There’s also an angle to the book that places all of what is happening in a historical context. The NBA was trying to find its way in the post-Jordan era and LeBron was supposed to be that guy, but he had just botched The Decision. You also have the influx of AAU-influenced players and a lot of questions about how the league is going to succeed. (For more on what the AAU is and what’s wrong with it, check here or here.)
There were a couple parts that really stood out to me. I found the Gregg Popovich sections especially interesting. He’s a guy I admire and I admire how his teams play. Turns out, he built the concept by focusing on foreign players who had not been infected by AAU mentality.
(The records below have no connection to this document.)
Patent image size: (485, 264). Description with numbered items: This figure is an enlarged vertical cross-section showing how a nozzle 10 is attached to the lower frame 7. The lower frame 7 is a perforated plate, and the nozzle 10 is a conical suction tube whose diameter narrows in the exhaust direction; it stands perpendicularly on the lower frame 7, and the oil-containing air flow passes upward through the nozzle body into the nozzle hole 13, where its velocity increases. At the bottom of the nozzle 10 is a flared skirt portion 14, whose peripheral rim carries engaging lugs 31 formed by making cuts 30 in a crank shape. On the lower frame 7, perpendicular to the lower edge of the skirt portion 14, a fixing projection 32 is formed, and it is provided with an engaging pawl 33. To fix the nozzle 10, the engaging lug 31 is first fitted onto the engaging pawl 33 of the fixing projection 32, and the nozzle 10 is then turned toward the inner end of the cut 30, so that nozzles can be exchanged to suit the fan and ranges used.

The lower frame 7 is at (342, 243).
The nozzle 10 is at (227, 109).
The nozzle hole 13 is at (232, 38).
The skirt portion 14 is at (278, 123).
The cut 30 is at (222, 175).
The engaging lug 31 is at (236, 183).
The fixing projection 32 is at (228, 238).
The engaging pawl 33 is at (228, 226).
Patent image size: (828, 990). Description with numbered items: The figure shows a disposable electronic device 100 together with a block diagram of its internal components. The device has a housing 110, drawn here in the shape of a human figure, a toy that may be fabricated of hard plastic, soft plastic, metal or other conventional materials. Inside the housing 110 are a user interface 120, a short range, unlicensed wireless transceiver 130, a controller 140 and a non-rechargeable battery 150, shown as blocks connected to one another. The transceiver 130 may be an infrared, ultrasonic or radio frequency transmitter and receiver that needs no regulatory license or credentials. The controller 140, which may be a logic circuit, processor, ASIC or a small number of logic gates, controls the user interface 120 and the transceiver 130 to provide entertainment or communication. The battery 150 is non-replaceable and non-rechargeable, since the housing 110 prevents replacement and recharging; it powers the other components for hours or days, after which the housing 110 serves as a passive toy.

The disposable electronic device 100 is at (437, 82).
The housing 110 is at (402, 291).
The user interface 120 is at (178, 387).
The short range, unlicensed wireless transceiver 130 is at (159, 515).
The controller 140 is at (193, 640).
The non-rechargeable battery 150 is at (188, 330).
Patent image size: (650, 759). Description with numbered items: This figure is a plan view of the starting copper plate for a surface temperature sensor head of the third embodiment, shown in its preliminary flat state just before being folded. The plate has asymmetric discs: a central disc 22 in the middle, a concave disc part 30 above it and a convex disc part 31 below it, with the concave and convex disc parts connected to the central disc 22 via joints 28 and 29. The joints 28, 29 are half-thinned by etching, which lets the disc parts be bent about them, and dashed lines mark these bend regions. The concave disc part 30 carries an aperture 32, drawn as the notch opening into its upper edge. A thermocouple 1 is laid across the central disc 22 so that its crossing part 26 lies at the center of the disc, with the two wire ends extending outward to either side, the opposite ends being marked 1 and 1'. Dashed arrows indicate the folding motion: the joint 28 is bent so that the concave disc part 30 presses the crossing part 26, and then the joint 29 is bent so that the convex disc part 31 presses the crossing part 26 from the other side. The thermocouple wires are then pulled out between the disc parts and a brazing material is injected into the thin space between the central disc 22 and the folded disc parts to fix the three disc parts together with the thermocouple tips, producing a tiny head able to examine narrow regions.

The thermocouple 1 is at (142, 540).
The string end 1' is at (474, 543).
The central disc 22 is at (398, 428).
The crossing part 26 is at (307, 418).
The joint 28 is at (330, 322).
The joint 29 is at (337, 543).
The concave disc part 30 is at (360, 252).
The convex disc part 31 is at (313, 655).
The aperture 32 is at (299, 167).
I also really enjoyed the stuff with Kobe Bryant and didn’t expect to. I have often heard people say that a certain team doesn’t “know what it takes to win.” I always kind of scoffed at that, but the way NBA basketball is played, a star player has to be able to shoulder the burden in key moments and the team has to be really tough to win a title, not just good.
Anyway, this is an outstanding book. It is not great sportswriting, it is great writing and will make a great companion for the NBA playoffs, when the league really puts on its best show.
Full disclosure: I received this book from NetGalley for a fair and honest review. (Thanks NetGalley!)